Swift-evolution thread: Some small keypath extensions: identity and tuple components

Motivation

Key paths provide a means to refer to part of a value or a path through an object graph independent of any specific instance. In most places where this is useful, it is also useful to be able to refer to the entire value. For instance, one could have a coordinator object that owns a state value and notifies observers of changes to the state by allowing modification through key paths:

class ValueController<T> {
  private var state: T

  private var observers: [(T) -> ()]

  subscript<U>(key: WritableKeyPath<T, U>) {
    get { return state[keyPath: key] }
    set {
      state[keyPath: key] = newValue
      for observer in observers {
        observer(state)
      }
    }
  }
}

With such an interface, it'd be useful to be able to update the entire state object at once.

Proposed solution

We add a way to refer to the identity key path, which refers to the entire input value a key path applies to.

Detailed design

Every value in Swift has a special pseudo-property .self, which refers to the entire value:

var x = 1
x.self = 2
print(x.self) // prints 2

By analogy, we could spell the identity key path \.self, since it notionally refers to this self member:

let id = \Int.self

x[keyPath: id] = 3
print(x[keyPath: id]) // prints 3

struct Employee {
  var name: String
  var position: String
}

func updateValue(of vc: ValueController<Employee>) {
  vc[\.self] = Employee(name: "Cassius Green", position: "Power Caller")
}

The identity key path is a WritableKeyPath<T, T>, since it can be used to mutate a mutable value, but cannot mutate immutable references.

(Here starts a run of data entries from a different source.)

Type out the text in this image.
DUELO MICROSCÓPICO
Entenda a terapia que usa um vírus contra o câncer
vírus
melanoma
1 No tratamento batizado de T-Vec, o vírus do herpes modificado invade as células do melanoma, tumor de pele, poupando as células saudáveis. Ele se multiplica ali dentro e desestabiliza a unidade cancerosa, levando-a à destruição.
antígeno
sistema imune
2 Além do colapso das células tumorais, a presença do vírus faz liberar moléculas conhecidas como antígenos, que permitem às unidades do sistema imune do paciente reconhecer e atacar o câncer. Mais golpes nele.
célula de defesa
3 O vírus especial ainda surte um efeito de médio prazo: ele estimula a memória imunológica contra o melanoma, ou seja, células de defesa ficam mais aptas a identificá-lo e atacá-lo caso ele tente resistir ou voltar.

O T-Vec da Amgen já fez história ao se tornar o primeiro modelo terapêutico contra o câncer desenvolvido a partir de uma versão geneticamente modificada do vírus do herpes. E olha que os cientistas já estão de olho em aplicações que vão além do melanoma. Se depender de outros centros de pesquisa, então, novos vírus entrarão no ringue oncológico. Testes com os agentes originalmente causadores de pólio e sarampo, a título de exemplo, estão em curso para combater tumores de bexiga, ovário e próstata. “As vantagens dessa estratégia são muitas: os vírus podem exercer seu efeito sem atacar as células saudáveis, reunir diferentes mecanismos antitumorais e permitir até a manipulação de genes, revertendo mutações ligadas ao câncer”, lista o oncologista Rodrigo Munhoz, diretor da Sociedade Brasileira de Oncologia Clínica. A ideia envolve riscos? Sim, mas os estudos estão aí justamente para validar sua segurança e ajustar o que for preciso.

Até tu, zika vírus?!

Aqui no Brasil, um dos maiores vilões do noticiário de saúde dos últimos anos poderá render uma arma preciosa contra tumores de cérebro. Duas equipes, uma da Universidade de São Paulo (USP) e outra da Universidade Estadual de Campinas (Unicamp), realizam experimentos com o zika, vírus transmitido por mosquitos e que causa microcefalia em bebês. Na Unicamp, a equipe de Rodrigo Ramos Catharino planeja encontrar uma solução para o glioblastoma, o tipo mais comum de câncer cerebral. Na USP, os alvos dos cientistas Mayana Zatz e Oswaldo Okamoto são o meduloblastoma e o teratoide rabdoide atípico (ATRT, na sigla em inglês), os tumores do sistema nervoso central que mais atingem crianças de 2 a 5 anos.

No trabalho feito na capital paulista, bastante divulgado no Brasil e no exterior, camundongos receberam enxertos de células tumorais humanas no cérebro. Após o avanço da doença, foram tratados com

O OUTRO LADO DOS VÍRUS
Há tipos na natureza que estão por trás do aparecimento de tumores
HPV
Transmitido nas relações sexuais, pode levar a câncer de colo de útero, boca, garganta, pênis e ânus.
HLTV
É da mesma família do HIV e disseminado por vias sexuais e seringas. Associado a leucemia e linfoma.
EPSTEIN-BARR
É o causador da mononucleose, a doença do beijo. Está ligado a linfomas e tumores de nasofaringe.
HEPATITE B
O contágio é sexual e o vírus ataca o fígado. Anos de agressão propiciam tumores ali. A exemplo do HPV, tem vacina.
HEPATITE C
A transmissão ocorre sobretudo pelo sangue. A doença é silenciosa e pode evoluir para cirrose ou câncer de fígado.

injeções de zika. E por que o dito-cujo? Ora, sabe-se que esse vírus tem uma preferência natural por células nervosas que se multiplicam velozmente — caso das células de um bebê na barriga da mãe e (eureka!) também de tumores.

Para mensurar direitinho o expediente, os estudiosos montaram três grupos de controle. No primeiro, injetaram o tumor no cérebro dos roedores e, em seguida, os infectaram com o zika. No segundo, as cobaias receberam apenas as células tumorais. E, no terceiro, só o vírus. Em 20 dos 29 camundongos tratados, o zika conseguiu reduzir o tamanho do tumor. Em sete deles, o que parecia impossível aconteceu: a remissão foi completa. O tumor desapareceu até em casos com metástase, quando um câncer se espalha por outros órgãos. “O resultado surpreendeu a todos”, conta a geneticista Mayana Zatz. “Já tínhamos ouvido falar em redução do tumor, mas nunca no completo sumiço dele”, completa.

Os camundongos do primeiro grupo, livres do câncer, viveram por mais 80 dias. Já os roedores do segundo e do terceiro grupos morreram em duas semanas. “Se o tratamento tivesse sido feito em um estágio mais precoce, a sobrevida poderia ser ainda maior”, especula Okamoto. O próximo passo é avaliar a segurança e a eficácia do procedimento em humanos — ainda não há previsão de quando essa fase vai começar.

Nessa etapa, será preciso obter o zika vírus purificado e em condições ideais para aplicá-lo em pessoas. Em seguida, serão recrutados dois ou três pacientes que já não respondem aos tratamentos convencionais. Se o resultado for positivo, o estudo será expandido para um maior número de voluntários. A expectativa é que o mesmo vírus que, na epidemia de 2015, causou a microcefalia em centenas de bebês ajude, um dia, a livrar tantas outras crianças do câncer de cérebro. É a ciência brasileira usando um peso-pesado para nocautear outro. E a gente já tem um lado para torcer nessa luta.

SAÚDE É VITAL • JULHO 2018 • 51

It also makes sense to give the identity key path special behavior with other key path APIs:

  • Appending an identity key path produces a key path equal to the other operand:

    kp.appending(path: \.self) // == kp
    (\.self).appending(path: kp) // == kp
  • Asking for the offset(of:) the identity key path produces 0, since reading and writing a T at offset zero from an Unsafe(Mutable)Pointer<T> is of course equivalent to reading the entire value:

    MemoryLayout<Int>.offset(of: \.self) // == 0
    

Also, for compatibility with Cocoa KVC, the identity key path maps to the @"self" KVC key path.

Source compatibility

This is an additive feature.

Effect on ABI stability

The Swift standard library required some modifications to correctly handle identity key paths.

Alternatives considered

The biggest design question here is the syntax. Some other alternatives include:

  • The special syntax \., a key path with "no components".
  • A static property on KeyPath and/or WritableKeyPath.